Kebenaran yang objektif, yang merupakan kebenaran yang pasti dan satu itu adalah kebenaran yang didasarkan kepada peraturan yang dibuat oleh Yang Maha Satu, Yang Maha Mengetahui segala sesuatu, Yang Maha Benar. Karena itu satu-satunya kebenaran yang objektif adalah kebenaran yang dibuat oleh Yang Maha Satu, Yang Maha Benar itu. Sehingga peraturan yang buat manusia bersifat relatif itu menjadi benar apabila tidak bertentangan dengan peraturan yang objektif yang dibuat Yang Maha Satu, Yang Maha Benar; yaitu peraturan yang tidak bertentangan dengan wahyu, karena kebenaran mutlak adalah kebenaran dari Yang Maha Benar; sebagaimana disebutkan dalam firman-Nya :
ﻦﻳﺮﺗﻣﻤ ﻦﻧﻮﮑﺗ ﻼﻔ ﻚﺑﺮ ﻦﻣ ﻕﺣﻟﺍ
Artinya : “Kebenaran itu adalah dari Tuhanmu, sebab itu jangan sekali-kali kamu termasuk orang-orang yang ragu”. (Q.S. al-Baqarah 2: 147).
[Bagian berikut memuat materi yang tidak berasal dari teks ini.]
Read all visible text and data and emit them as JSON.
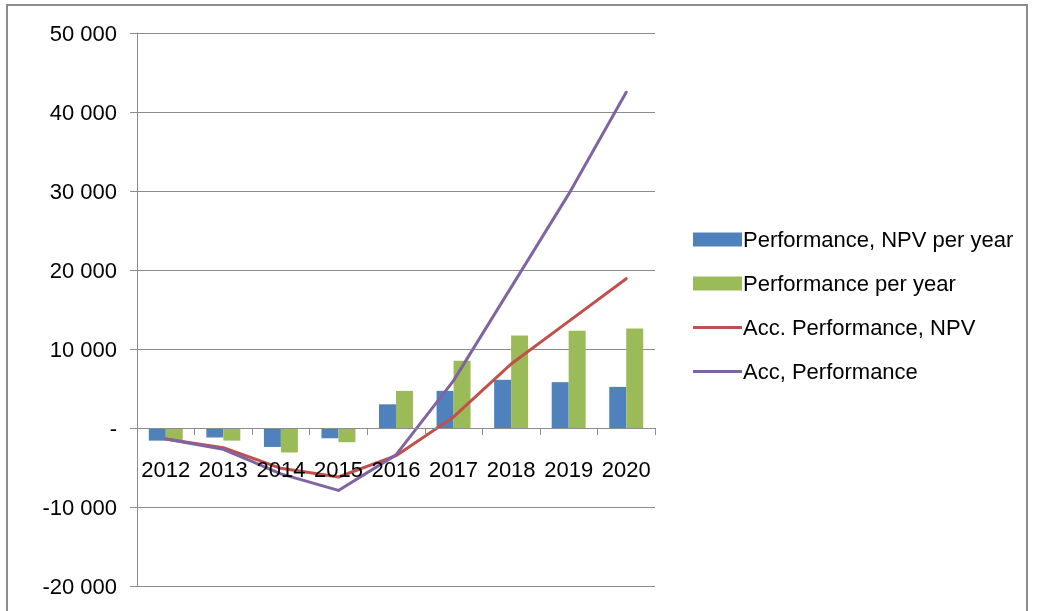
{
  "chart_data": {
    "type": "bar",
    "categories": [
      "2012",
      "2013",
      "2014",
      "2015",
      "2016",
      "2017",
      "2018",
      "2019",
      "2020"
    ],
    "series": [
      {
        "name": "Performance, NPV per year",
        "color": "#4f81bd",
        "values": [
          -1600,
          -1200,
          -2400,
          -1300,
          3000,
          4700,
          6100,
          5800,
          5200
        ]
      },
      {
        "name": "Performance per year",
        "color": "#9bbb59",
        "values": [
          -1600,
          -1600,
          -3100,
          -1800,
          4700,
          8500,
          11700,
          12300,
          12600
        ]
      },
      {
        "name": "Acc. Performance, NPV",
        "type": "line",
        "color": "#c0504d",
        "values": [
          -1400,
          -2500,
          -5100,
          -6200,
          -3500,
          1400,
          8100,
          13500,
          18900
        ]
      },
      {
        "name": "Acc, Performance",
        "type": "line",
        "color": "#8064a2",
        "values": [
          -1400,
          -2700,
          -5800,
          -7900,
          -3400,
          6000,
          17800,
          29600,
          42500
        ]
      }
    ],
    "ylim": [
      -20000,
      50000
    ],
    "yticks": [
      {
        "value": -20000,
        "label": "-20 000"
      },
      {
        "value": -10000,
        "label": "-10 000"
      },
      {
        "value": 0,
        "label": "-"
      },
      {
        "value": 10000,
        "label": "10 000"
      },
      {
        "value": 20000,
        "label": "20 000"
      },
      {
        "value": 30000,
        "label": "30 000"
      },
      {
        "value": 40000,
        "label": "40 000"
      },
      {
        "value": 50000,
        "label": "50 000"
      }
    ],
    "grid": "y",
    "legend": "right",
    "line_style": "solid"
  }
}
Peraturan-peraturan dari Tuhan ini disampaikan kepada para utusn-Nya melalui wahyu; dan inilah yang menjadi dasar kebenaran dalam sikap perilaku orang yang beragama. Oleh itu, benar yang objektif adalah benar yang didasarkan atas peraturan yang dibuat oleh Tuhan. Sedangkan peraturan yang dibuat manusia, akan dijamin kebenarannya apabila peraturan-peraturan itu tidak bertentangan dengan peraturan yang dibuat Tuhan. Peraturan yang dibuat Tuhan bersifat universal dan fleksibel, sehingga dapat memberikan kemudahan bagi makhluk-Nya untuk menerapkannya di tempat manapun, dan dalam kondisi atau waktu kapanpun.
Etika dalam ajaran Islam selalu disebut dengan ‘akhlak’ (etika Islam). Dalam hal ini disebabkan karena ‘akhlak’ diambil dari bahasa Arab dari akar kata khuluk yang berarti budi pekerti4.
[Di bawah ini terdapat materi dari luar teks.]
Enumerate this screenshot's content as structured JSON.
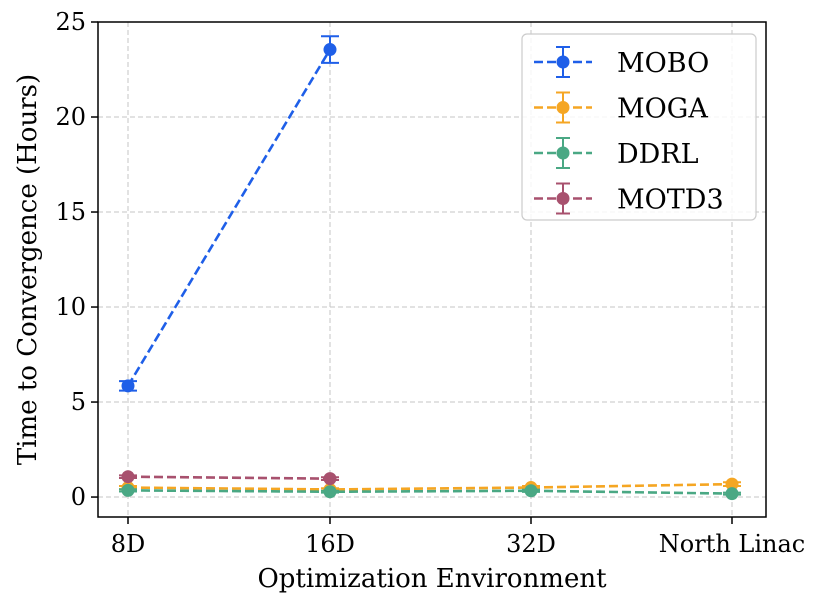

Kata akhlak mengandung segi-segi persesuaian dengan khalqun dan erat hubungannya dengan khaliq dan makhluq. Setiap perbuatan dan perilakumanusia (makhluq), apakah secara individu maupun interaksi sosial tidak bisa terlepas dari pengawasan khaliq (Tuhan Maha Pencipta). Baik dan buruk, benar dan salah, bagaimana melaksanakan dan mencapai tujuan yang seharusnya, dapat dijelaskan dengan memahami pengertiaan akhlak, ini dikemukankan oleh Ahmad Amin dalam bukunya Al-Akhlaq5.
Begitu pula Ibnu Maskawih6 mengemukakan bahwa akhlak dapat berubah dengan kebiasaan dan latihan serta pelajaran yang baik. Manusia dapat diperbaiki akhlaknya dengan mengosongkan dirinya dari segala sifat tercela dan menghisinya dengan sifat-sifat terpuji dan luhur.
Sedangkan Imam al-Ghazali7 menegaskan bahwa akhlak suatu sifat yang tetap pada jiwa seseorang, dari jiwa tersebut timbul perbuatan-perbuatan dengan mudah, dan tidak membutuhkan pemikiran. Dari pemikiran ketiga tokoh Muslim (Ibnu Maskawih, al-Ghazali dan Ahmad Amin) di atas, perlu dijelaskan kembali bahwa apa yang dimaksud dengan kebiasaan tersebut merupakan perbuatan yang harus diulang-ulang, dan mempunyai syarat-syarat antara lain :
Pertama, ada kecenderungan (keinginan) hati untuk mengerjakannya. Kedua, ada pengulangan yang cukup banyak sehingga menjadi bagian dari budaya pribadi dan dengan demikian secara mudah mengerjakannya tanpa memerlukan pikiran lagi. Ketiga, menangnya keinginan manusia dengan menetapkan suatu putusan atau pilihan setelah dia bimbang. Hal ini merupakan suatu proses dari sejumlah keinginan terhadap ada stimulan-stimulan melalui indera. Kemudian timbul kebimbangan, mana yang harus dengan kata lain, mana yang harus didahulukan, karna tidak mungkin mengerjakan semua keinginan dalam waktu yang sama.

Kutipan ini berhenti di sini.